I nevial no, i nevial erano una razza superiore: elevata, istruita e potente. Ecco perché vivevano nella luce della Città Alta. Ma questa era una stronzata, e Satinel lo sapeva bene.

 

«Tu non sei stanco di tutta questa ipocrisia?»

Markus trasalì. «Cosa?» Satinel si girò verso il suo compagno di ronda. Da quanto tempo si conoscevano? Praticamente da sempre. Erano come fratelli: migliori amici e compagni d’armi. Sorrise pensando che in effetti lo stesso Markus e tutto l’ordine di cui facevano parte erano in sé un’ipocrisia: i Servi Neri non avrebbero dovuto avere legami sentimentali o carnali, ma non era insolito che ogni tanto il suo amico, come quasi tutti i membri anziani, si concedesse una scappatella in qualche bordello segreto della Città Alta. Bordelli che, ovviamente, alla luce del sole non esistevano, questo era chiaro.

Probabilmente stava pensando all’ultima gonnella per cui aveva perso la testa.

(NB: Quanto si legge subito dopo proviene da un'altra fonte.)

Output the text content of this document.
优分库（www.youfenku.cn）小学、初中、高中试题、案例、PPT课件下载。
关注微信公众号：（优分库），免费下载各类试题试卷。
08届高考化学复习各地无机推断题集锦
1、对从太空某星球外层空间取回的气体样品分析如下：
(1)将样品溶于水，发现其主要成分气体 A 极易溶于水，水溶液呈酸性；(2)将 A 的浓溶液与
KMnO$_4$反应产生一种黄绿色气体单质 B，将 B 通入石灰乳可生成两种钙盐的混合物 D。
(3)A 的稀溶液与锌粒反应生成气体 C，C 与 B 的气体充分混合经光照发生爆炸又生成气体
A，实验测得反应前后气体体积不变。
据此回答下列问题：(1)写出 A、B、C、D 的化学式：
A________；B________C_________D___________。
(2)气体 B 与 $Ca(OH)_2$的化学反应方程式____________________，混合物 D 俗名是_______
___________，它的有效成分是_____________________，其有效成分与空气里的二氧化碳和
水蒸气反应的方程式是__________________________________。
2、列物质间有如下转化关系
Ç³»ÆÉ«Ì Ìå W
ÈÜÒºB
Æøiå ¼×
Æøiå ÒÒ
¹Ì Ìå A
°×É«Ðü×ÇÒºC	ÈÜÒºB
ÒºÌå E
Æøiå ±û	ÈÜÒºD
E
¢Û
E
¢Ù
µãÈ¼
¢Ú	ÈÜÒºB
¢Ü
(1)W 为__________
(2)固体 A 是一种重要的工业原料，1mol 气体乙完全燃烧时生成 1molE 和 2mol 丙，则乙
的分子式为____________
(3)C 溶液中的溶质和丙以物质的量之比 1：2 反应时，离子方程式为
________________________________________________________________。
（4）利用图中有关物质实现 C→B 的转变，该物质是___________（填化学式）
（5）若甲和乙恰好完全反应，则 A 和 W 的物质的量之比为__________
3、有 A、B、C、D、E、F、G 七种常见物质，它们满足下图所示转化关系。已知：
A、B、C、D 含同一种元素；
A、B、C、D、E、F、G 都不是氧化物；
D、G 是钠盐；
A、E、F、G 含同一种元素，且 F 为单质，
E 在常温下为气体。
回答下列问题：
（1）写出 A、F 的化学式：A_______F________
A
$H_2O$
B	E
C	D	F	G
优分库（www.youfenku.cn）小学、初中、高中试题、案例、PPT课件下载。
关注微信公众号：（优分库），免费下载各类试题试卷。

«Dico: non sei stanco di tutta questa ipocrisia? Di tutti i casi che abbiamo risolto, quanti colpevoli sono stati condannati e quante volte invece abbiamo dovuto mettere tutto a tacere per il buon nome di una famiglia o un’altra? A volte proprio non capisco il nostro ruolo! Ci allevano come guerrieri e guardiani, ma in realtà siamo solo… dio, non lo so nemmeno io cosa siamo! Nella Città Bassa si ammazzano per un pezzo di pane e non frega niente a nessuno, al massimo la Guardia Cittadina fa qualche controllo ogni tanto solo per far finta di fare qualcosa… lì se la sbrigano fra di loro, e dio solo sa cosa accade in quelle strade, come se non fossero nemmeno parte di questa città! Noi cosa facciamo nel frattempo? Siamo le balie di gente il cui unico problema è quello di accaparrarsi una casa più in alto! Ma, ehi attenzione, Semerald è la Città Splendente! Qui non ci sono ombre, qui tutto è perfetto!»

Markus rimase qualche secondo in silenzio fissando il suo amico, poi si alzò: «Hai finito? Mio dio Sat, per essere uno che parla poco, quando apri bocca gli dai un bel po’ di fiato!» Rise di gusto, tanto che anche Satinel non poté che sorridere con lui.

«Non mi prendi mai sul serio, a volte sembra che viviamo in due mondi diversi.»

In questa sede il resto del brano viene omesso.